O governo Lula não poderia começar seu terceiro ano de mandato de forma pior. Primeiro, o choque da posse de Trump. Havia a expectativa de que seríamos deixados de lado por enquanto e o foco seria a China e a Rússia. Em uma reviravolta típica do presidente americano, China e Rússia viraram amigos e os inimigos estão na América. Além do aumento de tarifa contra o Brasil, seja no aço seja a recíproca, há também a pressão inédita da política americana contra um membro da Suprema Corte brasileira, Alexandre de Moraes. Trump imita os piores presidentes latinos cada vez mais.

Não bastassem os choques externos, seguem as dificuldades internas. O governo não entendeu a necessidade de um choque fiscal mais robusto nos gastos e, para piorar, adiciona estímulos na economia e busca a isenção do imposto de renda para quem ganha até R$ 5 mil. O timing não poderia ser pior em um momento de inflação estacionada em 5% e caminhando para ficar acima disso até o final do ano. Com a Selic tendo que ir para algo em torno de 15%, o estrago da atividade está dado para este ano e especialmente 2026.

Os resultados na popularidade do presidente vieram com rapidez. É verdade que parte importante disso tem a ver com o caso PIX em janeiro, mas o fato é que os números do presidente viam caindo desde o final do ano passado. O choque negativo do pacote fiscal, com repercussões gerais negativas na economia em dezembro, deu o início da queda de apelo pelo presidente. A crença do governo é que a população aceitaria aumentos de impostos e não embaraçaria em corte de gastos, que isso seria impopular, sem falar na própria crença econômica do governo. Mas o fato é que o governo teve que começar a apelar a aumento de impostos que afetaram todas as faixas de renda, como a agora famosa “taxa das blusinhas”. O fato é que já faz tempo que a sociedade é refratária a aumento de impostos em uma sociedade que já paga muito imposto. É meritório o governo querer melhorar a qualidade desse imposto, ou seja, taxar a camada mais rica da população. Mas sem conseguir o aumento necessário de arrecadação, o governo teve que partir para outras frentes de taxação.

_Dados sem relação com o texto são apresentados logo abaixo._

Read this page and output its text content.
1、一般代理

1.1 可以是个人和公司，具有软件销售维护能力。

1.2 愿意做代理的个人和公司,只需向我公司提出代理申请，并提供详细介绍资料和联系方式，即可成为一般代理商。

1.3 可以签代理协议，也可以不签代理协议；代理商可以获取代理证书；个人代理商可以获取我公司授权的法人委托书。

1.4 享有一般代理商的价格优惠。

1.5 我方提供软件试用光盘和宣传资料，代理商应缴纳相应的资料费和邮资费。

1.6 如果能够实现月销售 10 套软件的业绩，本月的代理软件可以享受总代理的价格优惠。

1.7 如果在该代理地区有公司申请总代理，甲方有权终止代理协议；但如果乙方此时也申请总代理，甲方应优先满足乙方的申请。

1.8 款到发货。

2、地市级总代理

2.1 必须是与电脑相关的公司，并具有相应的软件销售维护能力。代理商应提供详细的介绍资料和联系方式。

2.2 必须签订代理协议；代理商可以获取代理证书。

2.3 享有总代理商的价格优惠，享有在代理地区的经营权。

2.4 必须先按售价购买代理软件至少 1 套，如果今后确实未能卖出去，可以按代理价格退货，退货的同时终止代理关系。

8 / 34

O governo tenta reverter a sangria de popularidade fazendo o inverso do que se precisa. A economia ainda está aquecida, como mostrou o dado do Caged de janeiro, mesmo que a desaceleração já dê as caras e indique que o crescimento econômico este ano não conseguirá ser maior do que 2%. Esse futuro nada promissor pressiona a ala política do governo por mais medidas de estímulo. Haddad, que já estava fraco, diminui ainda mais pela pressão que vem do Palácio. A crença de que segurar o crescimento a qualquer custo vai ajudar a manter a arrecadação e o resultado fiscal melhores esbarra no fato de que a necessidade agora é de menos crescimento para controlar a inflação, e não contrário.

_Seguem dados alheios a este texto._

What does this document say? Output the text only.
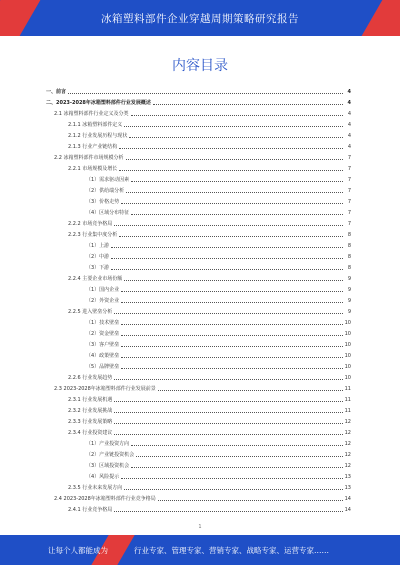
冰箱塑料部件企业穿越周期策略研究报告
内容目录
一、前言	4
二、2023-2028年冰箱塑料部件行业发展概述	4
2.1 冰箱塑料部件行业定义及分类	4
2.1.1 冰箱塑料部件定义	4
2.1.2 行业发展历程与现状	4
2.1.3 行业产业链结构	4
2.2 冰箱塑料部件市场规模分析	7
2.2.1 市场规模及增长	7
（1）需求驱动因素	7
（2）供给端分析	7
（3）价格走势	7
（4）区域分布特征	7
2.2.2 市场竞争格局	7
2.2.3 行业集中度分析	8
（1）上游	8
（2）中游	8
（3）下游	8
2.2.4 主要企业市场份额	9
（1）国内企业	9
（2）外资企业	9
2.2.5 进入壁垒分析	9
（1）技术壁垒	10
（2）资金壁垒	10
（3）客户壁垒	10
（4）政策壁垒	10
（5）品牌壁垒	10
2.2.6 行业发展趋势	10
2.3 2023-2028年冰箱塑料部件行业发展前景	11
2.3.1 行业发展机遇	11
2.3.2 行业发展挑战	11
2.3.3 行业发展策略	12
2.3.4 行业投资建议	12
（1）产业投资方向	12
（2）产业链投资机会	12
（3）区域投资机会	12
（4）风险提示	13
2.3.5 行业未来发展方向	13
2.4 2023-2028年冰箱塑料部件行业竞争格局	14
2.4.1 行业竞争格局	14
1
让每个人都能成为	行业专家、管理专家、营销专家、战略专家、运营专家……
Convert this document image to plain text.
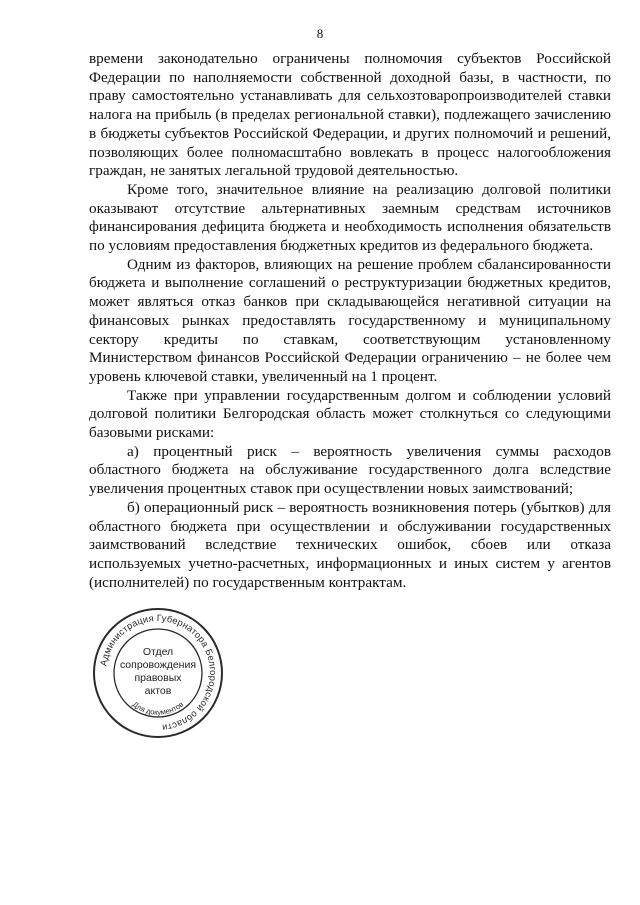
8

времени законодательно ограничены полномочия субъектов Российской Федерации по наполняемости собственной доходной базы, в частности, по праву самостоятельно устанавливать для сельхозтоваропроизводителей ставки налога на прибыль (в пределах региональной ставки), подлежащего зачислению в бюджеты субъектов Российской Федерации, и других полномочий и решений, позволяющих более полномасштабно вовлекать в процесс налогообложения граждан, не занятых легальной трудовой деятельностью.

Кроме того, значительное влияние на реализацию долговой политики оказывают отсутствие альтернативных заемным средствам источников финансирования дефицита бюджета и необходимость исполнения обязательств по условиям предоставления бюджетных кредитов из федерального бюджета.

Одним из факторов, влияющих на решение проблем сбалансированности бюджета и выполнение соглашений о реструктуризации бюджетных кредитов, может являться отказ банков при складывающейся негативной ситуации на финансовых рынках предоставлять государственному и муниципальному сектору кредиты по ставкам, соответствующим установленному Министерством финансов Российской Федерации ограничению – не более чем уровень ключевой ставки, увеличенный на 1 процент.

Также при управлении государственным долгом и соблюдении условий долговой политики Белгородская область может столкнуться со следующими базовыми рисками:

а) процентный риск – вероятность увеличения суммы расходов областного бюджета на обслуживание государственного долга вследствие увеличения процентных ставок при осуществлении новых заимствований;

б) операционный риск – вероятность возникновения потерь (убытков) для областного бюджета при осуществлении и обслуживании государственных заимствований вследствие технических ошибок, сбоев или отказа используемых учетно-расчетных, информационных и иных систем у агентов (исполнителей) по государственным контрактам.

Администрация Губернатора Белгородской области
Для документов
Отдел
сопровождения
правовых
актов
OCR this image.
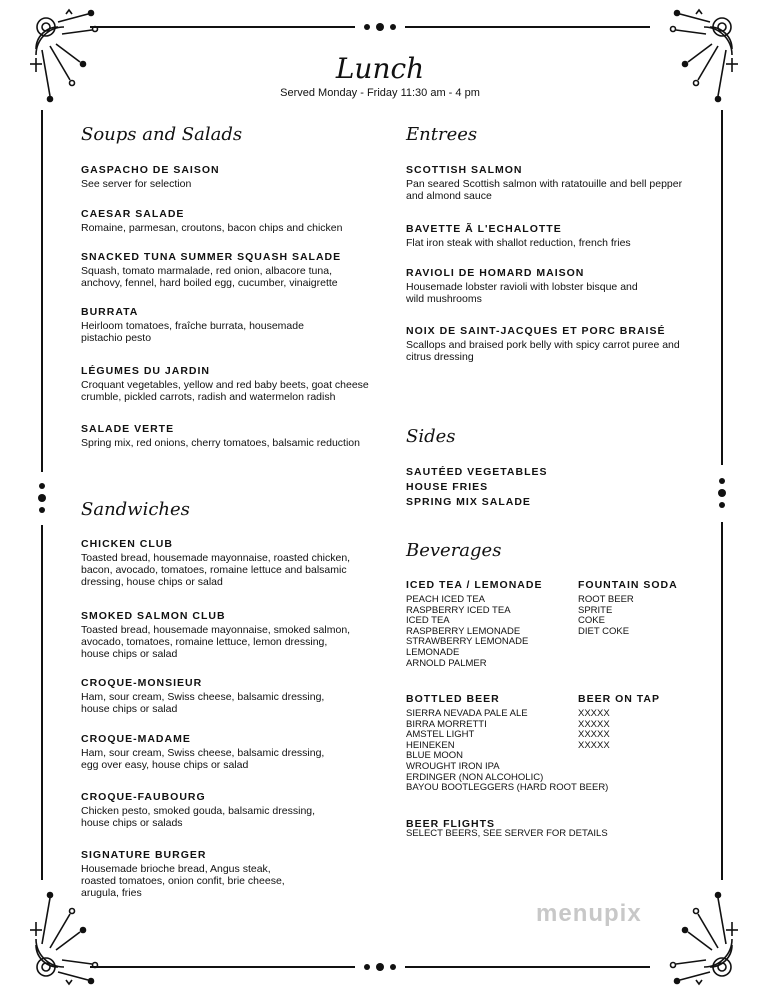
Lunch
Served Monday - Friday 11:30 am - 4 pm
Soups and Salads
GASPACHO DE SAISON
See server for selection
CAESAR SALADE
Romaine, parmesan, croutons, bacon chips and chicken
SNACKED TUNA SUMMER SQUASH SALADE
Squash, tomato marmalade, red onion, albacore tuna,
anchovy, fennel, hard boiled egg, cucumber, vinaigrette
BURRATA
Heirloom tomatoes, fraîche burrata, housemade
pistachio pesto
LÉGUMES DU JARDIN
Croquant vegetables, yellow and red baby beets, goat cheese
crumble, pickled carrots, radish and watermelon radish
SALADE VERTE
Spring mix, red onions, cherry tomatoes, balsamic reduction
Sandwiches
CHICKEN CLUB
Toasted bread, housemade mayonnaise, roasted chicken,
bacon, avocado, tomatoes, romaine lettuce and balsamic
dressing, house chips or salad
SMOKED SALMON CLUB
Toasted bread, housemade mayonnaise, smoked salmon,
avocado, tomatoes, romaine lettuce, lemon dressing,
house chips or salad
CROQUE-MONSIEUR
Ham, sour cream, Swiss cheese, balsamic dressing,
house chips or salad
CROQUE-MADAME
Ham, sour cream, Swiss cheese, balsamic dressing,
egg over easy, house chips or salad
CROQUE-FAUBOURG
Chicken pesto, smoked gouda, balsamic dressing,
house chips or salads
SIGNATURE BURGER
Housemade brioche bread, Angus steak,
roasted tomatoes, onion confit, brie cheese,
arugula, fries
Entrees
SCOTTISH SALMON
Pan seared Scottish salmon with ratatouille and bell pepper
and almond sauce
BAVETTE Ã L'ECHALOTTE
Flat iron steak with shallot reduction, french fries
RAVIOLI DE HOMARD MAISON
Housemade lobster ravioli with lobster bisque and
wild mushrooms
NOIX DE SAINT-JACQUES ET PORC BRAISÉ
Scallops and braised pork belly with spicy carrot puree and
citrus dressing
Sides
SAUTÉED VEGETABLES
HOUSE FRIES
SPRING MIX SALADE
Beverages
ICED TEA / LEMONADE
PEACH ICED TEA
RASPBERRY ICED TEA
ICED TEA
RASPBERRY LEMONADE
STRAWBERRY LEMONADE
LEMONADE
ARNOLD PALMER
FOUNTAIN SODA
ROOT BEER
SPRITE
COKE
DIET COKE
BOTTLED BEER
SIERRA NEVADA PALE ALE
BIRRA MORRETTI
AMSTEL LIGHT
HEINEKEN
BLUE MOON
WROUGHT IRON IPA
ERDINGER (NON ALCOHOLIC)
BAYOU BOOTLEGGERS (HARD ROOT BEER)
BEER ON TAP
XXXXX
XXXXX
XXXXX
XXXXX
BEER FLIGHTS
SELECT BEERS, SEE SERVER FOR DETAILS
menupix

Há dois anos temos vivido esse cenário, na verdade. O mercado teve boa vontade com o governo em um momento que estava claro que não se conseguiria entregar um resultado fiscal razoável dado o caminho escolhido pelo governo. A conta de mudar isso fica proibitiva num terceiro ano de mandato ao mesmo tempo que não mudar é ainda pior, com consequências econômicas e políticas para o próprio governo.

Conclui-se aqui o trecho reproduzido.